Example: Un-escaping data
Assume that T1.C1 contains 'Андрей '. Suppose that you issue the following query:
SELECT HEX(UNISTR(ASCII_STR(C1))) FROM T1;
Db2 interprets this query as follows:
Table 1. How Db2 interprets query with UNISTR
Part of SELECT statements Result Explanation
ASCII_STR(C1) \0410\043D\0434\0440\0435\0439 Db2 returns the value in C1 (Андрей ) as an ASCII string. Because these characters cannot be represented in ASCII, they are escaped.
UNISTR(ASCII_STR(C1)) Андрей Db2 then converts the escaped ASCII string to a Unicode UTF-8 string. UTF-8 includes all of the characters, so they no longer have to be escaped.
HEX(UNISTR(ASCII_STR(C1))) D090D0BDD0B4D180D0B5D0B9 Db2 then returns the hexadecimal value of the UTF-8 string.
Thus, the final result of this query is:
D090D0BDD0B4D180D0B5D0B9
Suppose that you issue the following similar query:
SELECT HEX(UNISTR(ASCII_STR(C1),UTF16)) FROM T1;
Db2 interprets this query as follows:
Table 2. How Db2 interprets query with UNISTR and UTF16 parameter
Part of SELECT statements Result Explanation
ASCII_STR(C1) \0410\043D\0434\0440\0435\0439 Db2 returns the value in C1 (Андрей ) as an ASCII string. Because these characters cannot be represented in ASCII, they are escaped.

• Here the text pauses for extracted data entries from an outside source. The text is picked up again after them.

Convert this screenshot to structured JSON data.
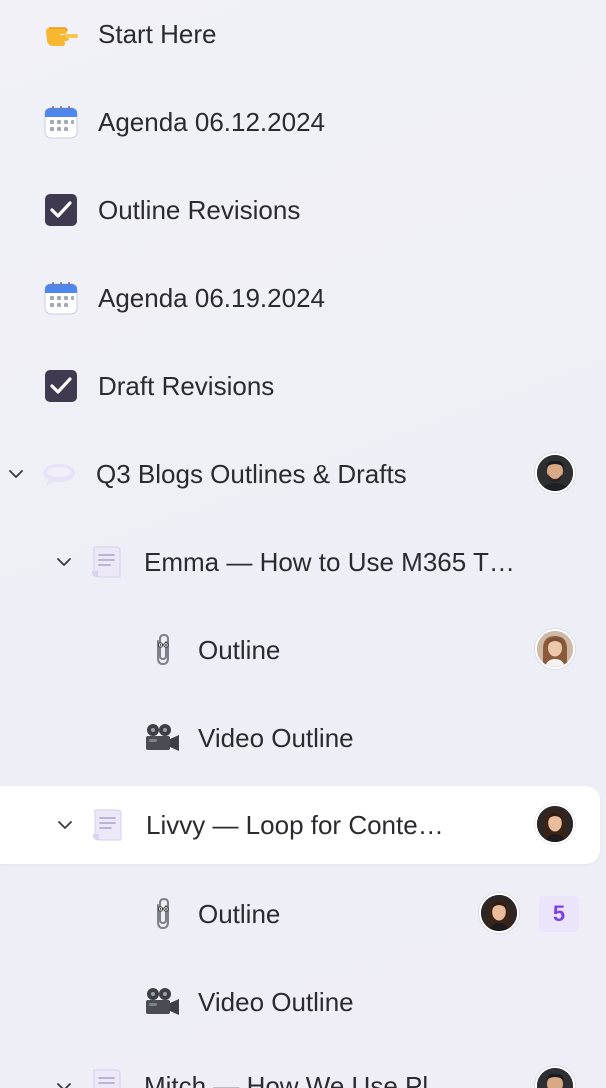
{
  "tree": {
    "items": [
      {
        "label": "Start Here",
        "icon": "pointing-hand-icon"
      },
      {
        "label": "Agenda 06.12.2024",
        "icon": "calendar-icon"
      },
      {
        "label": "Outline Revisions",
        "icon": "checkbox-icon"
      },
      {
        "label": "Agenda 06.19.2024",
        "icon": "calendar-icon"
      },
      {
        "label": "Draft Revisions",
        "icon": "checkbox-icon"
      },
      {
        "label": "Q3 Blogs Outlines & Drafts",
        "icon": "speech-bubble-icon",
        "expanded": true,
        "has_avatar": true
      },
      {
        "label": "Emma — How to Use M365 T…",
        "icon": "document-icon",
        "expanded": true
      },
      {
        "label": "Outline",
        "icon": "paperclip-icon",
        "has_avatar": true
      },
      {
        "label": "Video Outline",
        "icon": "movie-camera-icon"
      },
      {
        "label": "Livvy — Loop for Conte…",
        "icon": "document-icon",
        "expanded": true,
        "selected": true,
        "has_avatar": true
      },
      {
        "label": "Outline",
        "icon": "paperclip-icon",
        "has_avatar": true,
        "badge": "5"
      },
      {
        "label": "Video Outline",
        "icon": "movie-camera-icon"
      },
      {
        "label": "Mitch — How We Use Pl…",
        "icon": "document-icon",
        "expanded": true,
        "has_avatar": true
      }
    ]
  },
  "colors": {
    "background": "#eeeff6",
    "selected_row": "#ffffff",
    "text": "#2b2b2f",
    "badge_bg": "#ebe4fb",
    "badge_text": "#7a42e0"
  }
}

UNISTR(ASCII_STR(C1),UTF16) Андрей Db2 then converts the escaped ASCII string to a Unicode UTF-16 string. UTF_16 includes all of the characters, so they no longer have to be escaped.
HEX(UNISTR(ASCII_STR(C1))) D090D0BDD0B4D180D0B5D0B9 Db2 then returns the hexadecimal value of the UTF-16 string.
Thus, the final result of this query is:
0410043D0434044004350439
End general-use programming interface information.